Clinical Pharmacy Services

Author(s)

E. Volpi (1), F. Panizzi (2), B. Mastrelli (2), G. Lo Surdo (1), S. Tonazzini (1), S. Alduini (1), M. Mangione (3), S. Baratta (4), M. Baroni (5), S. Biagini (1)
1. Hospital Pharmacy, Ospedale del Cuore, Fondazione Toscana Gabriele Monasterio
2. Postgraduate School of Hospital Pharmacy, University of Pisa
3. Information systems and information technologies, Fondazione Toscana Gabriele Monasterio
4. Nursing, Technical and Rehabilitation Service, Fondazione Toscana Gabriele Monasterio;
5. Clinical Risk Manager, Fondazione Toscana Gabriele Monasterio

Why was it done?

Medication safety practices are a cornerstone for reducing medication errors and patient harm.
Hospital pharmacist has been recognized as one of main healthcare providers that can support the physicians and the nurses in this item.
The computerized labeling of multidose medicines when they were opened is a good practice for safe medication use which is performed from the Fondazione Toscana G. Monsaterio (Italy) since 2022.

What was done?

The routine control activity of the department’s drug stocks includes the verification of drugs expiration date and the timely removal of drugs before they have expired their validity.
In the case of opened multidose medicines, this operation is more complex as their validity is often reduced.
Our aim was to provide to all healthcare professionals a quick and safe computerized labeling tool, which is constantly updated by the pharmacist based on availability of drugs in the hospital wards.

How was it done?

A multidisciplinary team (pharmacist, nurse and computer scientist) developed a multidose drug labeling system linked to the patient’s medical record which allows the generation of a label every time a prescription for a multidose drug is presented, before patient administration.
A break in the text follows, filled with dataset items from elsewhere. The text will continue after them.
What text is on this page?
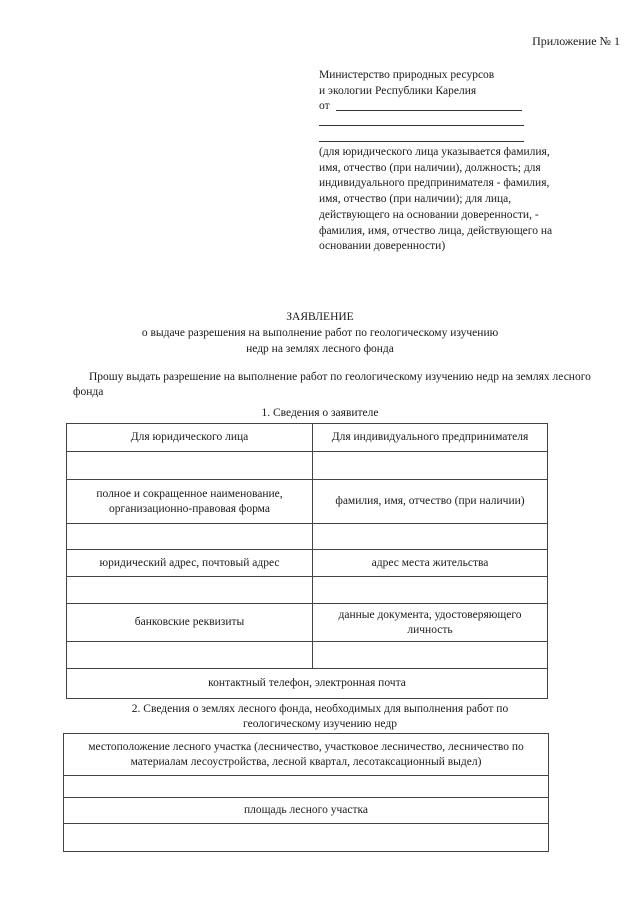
Приложение № 1
Министерство природных ресурсов
и экологии Республики Карелия
от
(для юридического лица указывается фамилия, имя, отчество (при наличии), должность; для индивидуального предпринимателя - фамилия, имя, отчество (при наличии); для лица, действующего на основании доверенности, - фамилия, имя, отчество лица, действующего на основании доверенности)
ЗАЯВЛЕНИЕ
о выдаче разрешения на выполнение работ по геологическому изучению
недр на землях лесного фонда
Прошу выдать разрешение на выполнение работ по геологическому изучению недр на землях лесного фонда
1. Сведения о заявителе
Для юридического лица	Для индивидуального предпринимателя

полное и сокращенное наименование, организационно-правовая форма	фамилия, имя, отчество (при наличии)

юридический адрес, почтовый адрес	адрес места жительства

банковские реквизиты	данные документа, удостоверяющего личность

контактный телефон, электронная почта	
2. Сведения о землях лесного фонда, необходимых для выполнения работ по
геологическому изучению недр
местоположение лесного участка (лесничество, участковое лесничество, лесничество по материалам лесоустройства, лесной квартал, лесотаксационный выдел)

площадь лесного участка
The team discussed the content of the label and selected the categories of drugs that needs to be included.

What has been achieved?

The categories of drugs included in our program are syrups, oral suspensions, ophthalmological and otological preparations and oral drops. We used a computerized program to fill the information about the validity after opening such as days and storage temperature and indicating the source of the information.
The new system allows to easily check the validity after opening for all multidose drugs, before administration to the patient. This implementation not only guarantees patient safety, but also offers support to all nurses or physicians for any subsequent administration of the same drug and simplifies deadline checking operations of the department’s drug stocks.

What next?

We will continue to keep the labeling program updated by including new drugs available in our hospital. We would like that the information on post-opening shelf life was always included in drug SmPCs and that the good practice of computerized labeling was diffused also in other hospital settings.